NEW YORK (JTA) — Some students and alumni of Ramaz, an Orthodox high school in Manhattan, are protesting the school’s decision to rescind an invitation to Rashid Khalidi, a Columbia University professor known in the Jewish community for his criticism of Israel.

Ramaz’s student-run politics society had issued the invitation to Khalidi,  the Edward Said Professor of Modern Arab Studies at Columbia University, but the talk apparently was nixed by Ramaz’s head of school, Paul Shaviv. The controversy was first reported by the website Mondoweiss.

Calls Friday by JTA to Shaviv and Ramaz’s communications coordinator went unanswered.

After Shaviv’s ban on Khalidi’s talk, Ramaz students began an online petition to pressure Shaviv to reverse his decision.

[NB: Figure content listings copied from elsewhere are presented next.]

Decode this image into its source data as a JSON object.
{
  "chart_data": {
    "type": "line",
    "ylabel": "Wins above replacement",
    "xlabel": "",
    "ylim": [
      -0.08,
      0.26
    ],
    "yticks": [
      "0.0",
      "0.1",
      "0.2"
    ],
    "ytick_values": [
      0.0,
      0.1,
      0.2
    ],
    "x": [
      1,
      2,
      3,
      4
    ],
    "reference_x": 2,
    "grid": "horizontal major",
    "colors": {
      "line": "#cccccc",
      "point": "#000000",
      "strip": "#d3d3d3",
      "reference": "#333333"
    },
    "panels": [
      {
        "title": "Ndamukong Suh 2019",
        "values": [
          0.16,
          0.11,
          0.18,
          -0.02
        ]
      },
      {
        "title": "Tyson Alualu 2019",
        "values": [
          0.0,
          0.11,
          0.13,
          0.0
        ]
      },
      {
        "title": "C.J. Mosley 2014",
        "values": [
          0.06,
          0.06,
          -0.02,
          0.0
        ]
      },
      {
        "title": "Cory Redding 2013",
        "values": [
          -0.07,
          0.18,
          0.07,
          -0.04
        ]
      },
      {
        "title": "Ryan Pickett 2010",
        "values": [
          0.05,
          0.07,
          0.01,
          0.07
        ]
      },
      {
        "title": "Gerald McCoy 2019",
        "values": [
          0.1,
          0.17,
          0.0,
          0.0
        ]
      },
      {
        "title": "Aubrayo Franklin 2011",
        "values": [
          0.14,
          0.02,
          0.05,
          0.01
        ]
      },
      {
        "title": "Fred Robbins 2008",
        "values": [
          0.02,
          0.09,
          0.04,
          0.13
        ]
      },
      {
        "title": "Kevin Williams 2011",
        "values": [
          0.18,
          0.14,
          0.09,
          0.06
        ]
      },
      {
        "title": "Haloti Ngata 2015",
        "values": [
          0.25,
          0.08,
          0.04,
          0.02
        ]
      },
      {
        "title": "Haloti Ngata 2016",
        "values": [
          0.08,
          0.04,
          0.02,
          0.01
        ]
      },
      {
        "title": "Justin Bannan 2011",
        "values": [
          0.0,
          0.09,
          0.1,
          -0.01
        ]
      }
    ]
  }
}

“I believe it is critical that Ramaz students are exposed to different perspectives and that open dialogue be encouraged at Ramaz — not limited,” the petition says. “I call upon Head of School Mr. Shaviv to realize how important academic equitability is to the Ramaz community and reverse his prohibition on Professor Khalidi’s address.”

As of Friday morning, the petition had garnered more than 150 signatures.

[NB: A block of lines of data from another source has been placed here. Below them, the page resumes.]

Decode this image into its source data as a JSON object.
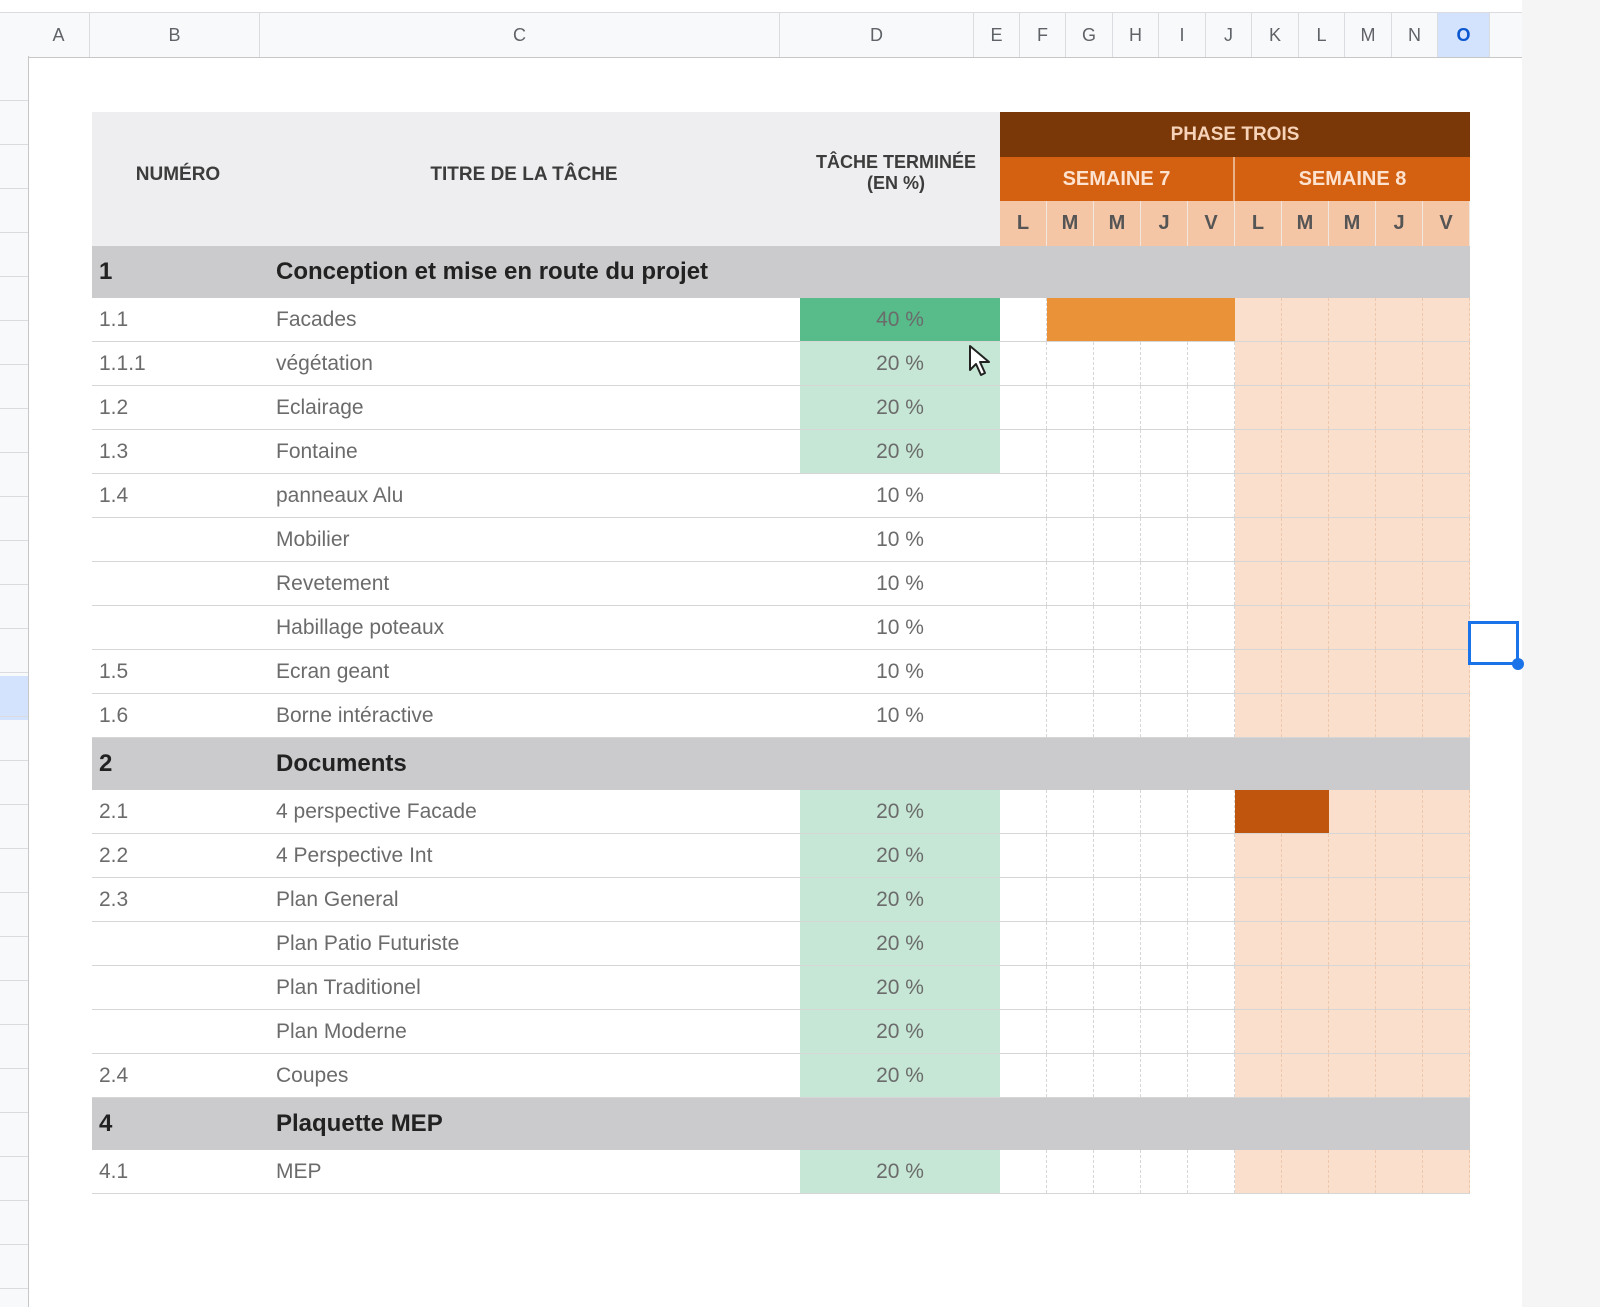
{
  "column_headers": [
    "A",
    "B",
    "C",
    "D",
    "E",
    "F",
    "G",
    "H",
    "I",
    "J",
    "K",
    "L",
    "M",
    "N",
    "O"
  ],
  "selected_column": "O",
  "header": {
    "numero": "NUMÉRO",
    "titre": "TITRE DE LA TÂCHE",
    "tache_terminee": "TÂCHE TERMINÉE",
    "en_pct": "(EN %)",
    "phase": "PHASE TROIS",
    "weeks": [
      "SEMAINE 7",
      "SEMAINE 8"
    ],
    "days": [
      "L",
      "M",
      "M",
      "J",
      "V",
      "L",
      "M",
      "M",
      "J",
      "V"
    ]
  },
  "rows": [
    {
      "type": "section",
      "num": "1",
      "title": "Conception et mise en route du projet"
    },
    {
      "type": "task",
      "num": "1.1",
      "title": "Facades",
      "pct": "40 %",
      "fill": "dark",
      "bar": [
        1,
        2,
        3,
        4
      ]
    },
    {
      "type": "task",
      "num": "1.1.1",
      "title": "végétation",
      "pct": "20 %",
      "fill": "light",
      "bar": []
    },
    {
      "type": "task",
      "num": "1.2",
      "title": "Eclairage",
      "pct": "20 %",
      "fill": "light",
      "bar": []
    },
    {
      "type": "task",
      "num": "1.3",
      "title": "Fontaine",
      "pct": "20 %",
      "fill": "light",
      "bar": []
    },
    {
      "type": "task",
      "num": "1.4",
      "title": "panneaux Alu",
      "pct": "10 %",
      "fill": "none",
      "bar": []
    },
    {
      "type": "task",
      "num": "",
      "title": "Mobilier",
      "pct": "10 %",
      "fill": "none",
      "bar": []
    },
    {
      "type": "task",
      "num": "",
      "title": "Revetement",
      "pct": "10 %",
      "fill": "none",
      "bar": []
    },
    {
      "type": "task",
      "num": "",
      "title": "Habillage poteaux",
      "pct": "10 %",
      "fill": "none",
      "bar": []
    },
    {
      "type": "task",
      "num": "1.5",
      "title": "Ecran geant",
      "pct": "10 %",
      "fill": "none",
      "bar": []
    },
    {
      "type": "task",
      "num": "1.6",
      "title": "Borne intéractive",
      "pct": "10 %",
      "fill": "none",
      "bar": []
    },
    {
      "type": "section",
      "num": "2",
      "title": "Documents"
    },
    {
      "type": "task",
      "num": "2.1",
      "title": "4 perspective Facade",
      "pct": "20 %",
      "fill": "light",
      "bar": [
        5,
        6
      ]
    },
    {
      "type": "task",
      "num": "2.2",
      "title": "4 Perspective Int",
      "pct": "20 %",
      "fill": "light",
      "bar": []
    },
    {
      "type": "task",
      "num": "2.3",
      "title": "Plan General",
      "pct": "20 %",
      "fill": "light",
      "bar": []
    },
    {
      "type": "task",
      "num": "",
      "title": "Plan Patio Futuriste",
      "pct": "20 %",
      "fill": "light",
      "bar": []
    },
    {
      "type": "task",
      "num": "",
      "title": "Plan Traditionel",
      "pct": "20 %",
      "fill": "light",
      "bar": []
    },
    {
      "type": "task",
      "num": "",
      "title": "Plan Moderne",
      "pct": "20 %",
      "fill": "light",
      "bar": []
    },
    {
      "type": "task",
      "num": "2.4",
      "title": "Coupes",
      "pct": "20 %",
      "fill": "light",
      "bar": []
    },
    {
      "type": "section",
      "num": "4",
      "title": "Plaquette MEP"
    },
    {
      "type": "task",
      "num": "4.1",
      "title": "MEP",
      "pct": "20 %",
      "fill": "light",
      "bar": []
    }
  ],
  "colors": {
    "phase": "#7a3808",
    "week": "#d46011",
    "day_header": "#f5c6a6",
    "week8_bg": "#fbdfcd",
    "bar_week7": "#e99238",
    "bar_week8": "#c0560d",
    "pct_light": "#c6e7d6",
    "pct_dark": "#57bb8a",
    "section_bg": "#cbcbcd"
  }
}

Khalidi, who was born in New York to a Saudi-Palestinian father and Lebanese mother, lived in Beirut during the Lebanese civil war and was associated with the Palestine Liberation Organization. As a professor, he has said that Palestinians living under Israeli occupation have a legal right to resistance and charged supporters of Israel with using McCarthyite tactics to silence honest debate in America about the Middle East, including false accusations against him of anti-Semitism.

The controversy at Ramaz comes amid a wide debate in the American Jewish community about how open Jewish institutions should be to debate about Israel. Much of the recent focus has been on college campuses, with a few Hillel chapters torn between whether or not to allow the participation of Jewish groups and students supportive of the movement to use boycotts, divestment and sanctions against Israel.

As news of the Ramaz-Khalidi controversy spread, the Hillel president at Dartmouth, Asher Mayerson, joined the signatories of the petition to allow Khalidi to speak.

“As a Jewish Day School graduate and a Hillel President, I support bringing open conversations on the Israeli-Palestinian conflict to Jewish communal spaces,” Mayerson wrote.